If I may suggest something regarding Al Gore. (Deep breath). So, his poll numbers were sagging and clearly behind W. throughout the first half of 2000, somewhat sputtering along. At the convention he settled in and focused his campaign, and thus was born “The People Versus the Powerful”. With this as his focus, his poll numbers stabilized and the race reached the “dead heat” stasis it was from there on to the election. The post-convention bounce was not illusionary. This campaign theme seems clearly formed in large part to handle the threat to his left, meaning Nader forced Gore to his focus point.
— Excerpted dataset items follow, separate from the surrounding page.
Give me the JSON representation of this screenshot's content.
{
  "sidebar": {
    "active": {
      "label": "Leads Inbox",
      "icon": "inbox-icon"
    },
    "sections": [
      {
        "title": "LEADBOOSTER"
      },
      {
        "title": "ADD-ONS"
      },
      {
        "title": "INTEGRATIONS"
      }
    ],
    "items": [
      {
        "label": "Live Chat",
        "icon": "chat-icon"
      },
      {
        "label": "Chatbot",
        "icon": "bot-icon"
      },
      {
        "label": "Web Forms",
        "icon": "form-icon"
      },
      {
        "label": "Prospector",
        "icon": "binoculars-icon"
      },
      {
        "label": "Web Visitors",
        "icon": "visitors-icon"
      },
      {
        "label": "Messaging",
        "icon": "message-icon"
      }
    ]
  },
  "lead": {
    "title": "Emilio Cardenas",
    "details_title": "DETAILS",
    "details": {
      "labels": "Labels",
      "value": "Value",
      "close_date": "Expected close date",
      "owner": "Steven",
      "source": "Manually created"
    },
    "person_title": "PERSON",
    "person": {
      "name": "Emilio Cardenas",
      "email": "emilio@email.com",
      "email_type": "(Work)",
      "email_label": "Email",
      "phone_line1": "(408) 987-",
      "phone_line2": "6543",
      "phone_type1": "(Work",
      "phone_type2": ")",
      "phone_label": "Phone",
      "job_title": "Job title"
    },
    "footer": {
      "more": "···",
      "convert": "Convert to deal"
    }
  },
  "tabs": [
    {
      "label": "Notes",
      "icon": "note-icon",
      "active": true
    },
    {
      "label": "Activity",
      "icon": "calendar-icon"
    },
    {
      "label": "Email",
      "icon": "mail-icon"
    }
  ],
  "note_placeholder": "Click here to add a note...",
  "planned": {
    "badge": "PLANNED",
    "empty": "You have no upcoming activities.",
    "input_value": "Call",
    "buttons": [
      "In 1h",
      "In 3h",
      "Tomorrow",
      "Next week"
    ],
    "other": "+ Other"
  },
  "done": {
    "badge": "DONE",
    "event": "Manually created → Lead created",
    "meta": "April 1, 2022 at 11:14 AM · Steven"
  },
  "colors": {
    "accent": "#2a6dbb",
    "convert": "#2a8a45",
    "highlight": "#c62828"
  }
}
Granted, after that, Nader was the Spoiler everyone remembers him as. Until he reappeared in 2004, at which point he sent a quick shock through the Democrats’ spines, but turned out irrelevant. As he iss now. Though, frankly, he was only a spoiler in Florida (clear on the eve of the election) and New Hampshire (only obvious in retrospect). Nader voters in every other state are free from blame from saving us from, um…

The 2008 presidential campaign of Joseph Lieberman.

#8A: Historical corrolary: Hencry Wallace’s campaign aided the 1948 election of Harry S Truman. This is not a precise match, as part of Wallace’s aiding came through good old fashioned red-baiting of an easily
baited (backed by the Soviet Union, after all) Wallace, but the political campaign Truman’s advisor forged for him was to forge him to a specific liberal positioning to run against the platitudous Dewey, a firm position necessary to get through to the electorate, the coordinates determined in large part from his left plank in Wallace.

#9: Election Campaign logic tends to amuse me. A primary contest can present a candidate who is said to be dividing the Party’s base. Never mind that Steve Novick was there first.

#10: Wait a week and I may well argure for Jeff Merkley. Or Charity Nebbie, for that matter. Candy Neville.